Use overview

After downloading the Crossref data you can use alexandria3k through its Python API or as a command-line tool.

With alexandria3k you can process diverse sources of bibliographic data, such as Crossref, ORCID, USPTO, DOAJ, and ROR. Specifically, you can perform the following actions.

  • Directly run ad hoc SQL queries on any of the supported data sets.

  • Populate SQLite databases with selected elements of the supported data sets.

    • Select a horizontal subset of a data set’s records.

      • Through an SQL expression.

      • By sampling a subset of the data set’s elements or containers. (For example sampling some of the 26 thousand containers in the Crossref data set.)

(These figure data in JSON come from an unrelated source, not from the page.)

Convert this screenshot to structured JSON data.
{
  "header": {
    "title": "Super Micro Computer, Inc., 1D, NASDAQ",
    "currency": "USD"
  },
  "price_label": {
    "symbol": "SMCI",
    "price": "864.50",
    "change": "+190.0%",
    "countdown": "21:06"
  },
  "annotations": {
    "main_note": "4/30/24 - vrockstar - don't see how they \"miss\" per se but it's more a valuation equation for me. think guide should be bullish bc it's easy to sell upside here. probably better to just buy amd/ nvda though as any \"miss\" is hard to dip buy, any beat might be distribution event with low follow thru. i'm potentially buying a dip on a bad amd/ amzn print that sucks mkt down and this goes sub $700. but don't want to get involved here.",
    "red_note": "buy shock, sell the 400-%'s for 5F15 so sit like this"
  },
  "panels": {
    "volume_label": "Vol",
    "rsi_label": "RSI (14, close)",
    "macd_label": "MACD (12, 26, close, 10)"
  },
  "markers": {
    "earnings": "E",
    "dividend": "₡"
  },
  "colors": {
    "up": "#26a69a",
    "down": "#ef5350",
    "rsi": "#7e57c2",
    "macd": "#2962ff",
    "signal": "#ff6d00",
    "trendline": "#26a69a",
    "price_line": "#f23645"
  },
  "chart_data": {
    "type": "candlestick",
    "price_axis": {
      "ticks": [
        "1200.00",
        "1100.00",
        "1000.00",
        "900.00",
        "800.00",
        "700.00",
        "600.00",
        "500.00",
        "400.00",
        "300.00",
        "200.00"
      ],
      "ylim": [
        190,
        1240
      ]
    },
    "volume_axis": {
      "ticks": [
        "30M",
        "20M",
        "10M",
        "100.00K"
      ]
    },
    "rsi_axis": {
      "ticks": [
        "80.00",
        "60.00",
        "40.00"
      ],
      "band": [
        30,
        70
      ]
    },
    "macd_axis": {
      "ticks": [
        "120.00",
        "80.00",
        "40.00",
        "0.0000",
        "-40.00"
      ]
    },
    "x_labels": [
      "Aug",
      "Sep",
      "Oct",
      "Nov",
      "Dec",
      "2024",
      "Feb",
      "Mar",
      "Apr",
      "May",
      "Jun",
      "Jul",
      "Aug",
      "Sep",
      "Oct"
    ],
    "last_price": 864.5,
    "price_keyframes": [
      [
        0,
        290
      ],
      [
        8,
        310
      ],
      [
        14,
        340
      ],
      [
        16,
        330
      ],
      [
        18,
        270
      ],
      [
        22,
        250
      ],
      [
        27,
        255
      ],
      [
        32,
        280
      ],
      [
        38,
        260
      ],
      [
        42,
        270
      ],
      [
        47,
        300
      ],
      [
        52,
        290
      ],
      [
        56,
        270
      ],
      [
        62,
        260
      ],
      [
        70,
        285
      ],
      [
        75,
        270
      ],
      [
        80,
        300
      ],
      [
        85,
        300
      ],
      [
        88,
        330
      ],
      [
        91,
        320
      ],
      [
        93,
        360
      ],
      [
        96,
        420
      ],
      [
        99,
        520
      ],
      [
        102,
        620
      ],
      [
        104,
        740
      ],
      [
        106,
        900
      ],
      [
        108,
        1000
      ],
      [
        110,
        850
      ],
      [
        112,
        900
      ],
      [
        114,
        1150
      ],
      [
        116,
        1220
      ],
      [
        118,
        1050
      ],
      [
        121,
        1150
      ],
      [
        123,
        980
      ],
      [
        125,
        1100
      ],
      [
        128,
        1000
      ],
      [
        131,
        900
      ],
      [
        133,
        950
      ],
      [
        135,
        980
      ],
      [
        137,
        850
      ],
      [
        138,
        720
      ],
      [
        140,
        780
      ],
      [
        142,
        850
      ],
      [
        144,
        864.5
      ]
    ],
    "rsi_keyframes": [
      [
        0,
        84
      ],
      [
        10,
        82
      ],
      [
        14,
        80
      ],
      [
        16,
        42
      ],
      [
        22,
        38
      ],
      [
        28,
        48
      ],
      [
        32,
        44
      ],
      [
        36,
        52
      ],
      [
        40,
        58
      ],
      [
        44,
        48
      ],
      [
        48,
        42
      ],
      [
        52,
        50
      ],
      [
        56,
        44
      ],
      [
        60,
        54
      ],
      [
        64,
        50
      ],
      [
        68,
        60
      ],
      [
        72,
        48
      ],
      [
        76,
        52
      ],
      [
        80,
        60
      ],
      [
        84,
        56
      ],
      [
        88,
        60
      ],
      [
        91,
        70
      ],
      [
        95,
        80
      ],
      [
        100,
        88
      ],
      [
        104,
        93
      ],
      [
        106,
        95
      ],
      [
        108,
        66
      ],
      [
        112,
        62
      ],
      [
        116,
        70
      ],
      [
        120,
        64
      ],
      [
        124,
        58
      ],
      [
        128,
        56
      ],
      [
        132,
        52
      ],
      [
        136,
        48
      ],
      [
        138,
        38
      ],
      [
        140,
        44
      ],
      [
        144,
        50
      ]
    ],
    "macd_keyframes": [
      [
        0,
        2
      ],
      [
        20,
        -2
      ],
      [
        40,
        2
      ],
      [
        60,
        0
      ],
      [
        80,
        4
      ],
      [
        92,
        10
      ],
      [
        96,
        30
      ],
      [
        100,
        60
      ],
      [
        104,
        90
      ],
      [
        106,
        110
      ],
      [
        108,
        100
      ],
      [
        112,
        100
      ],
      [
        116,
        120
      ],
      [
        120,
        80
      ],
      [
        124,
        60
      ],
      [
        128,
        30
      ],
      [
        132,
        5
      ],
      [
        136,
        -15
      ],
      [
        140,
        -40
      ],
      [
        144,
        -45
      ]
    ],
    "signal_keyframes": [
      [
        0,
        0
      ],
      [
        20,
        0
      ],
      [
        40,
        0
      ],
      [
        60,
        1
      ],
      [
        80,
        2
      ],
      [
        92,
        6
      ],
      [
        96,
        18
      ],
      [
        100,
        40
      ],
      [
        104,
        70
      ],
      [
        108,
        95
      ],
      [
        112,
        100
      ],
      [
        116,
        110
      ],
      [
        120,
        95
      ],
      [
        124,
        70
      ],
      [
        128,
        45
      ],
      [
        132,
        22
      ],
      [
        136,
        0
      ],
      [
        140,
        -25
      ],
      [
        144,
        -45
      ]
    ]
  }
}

    • Select a horizontal subset of a data set’s records by only loading those associated with already populated records or records available in another database.

    • Select a vertical subset of a data set’s columns

      • Using the Table.Column or Table.* notation

  • Process already populated databases to cross-link or normalize their elements.

Populating a database can take minutes (for a small, e.g. experimental, subset), a few hours (to traverse the whole Crossref data set and obtain a few thousands of records), or a couple of days (to produce a large set, e.g. by selecting some columns).

After your populate an SQLite database and create suitable indexes, SQL queries often run in seconds.

You can find many complete proof-of-concept example studies conducted with command-line invocations in the examples directory. Consider using the hello world (work authors by decade) example as a starting point.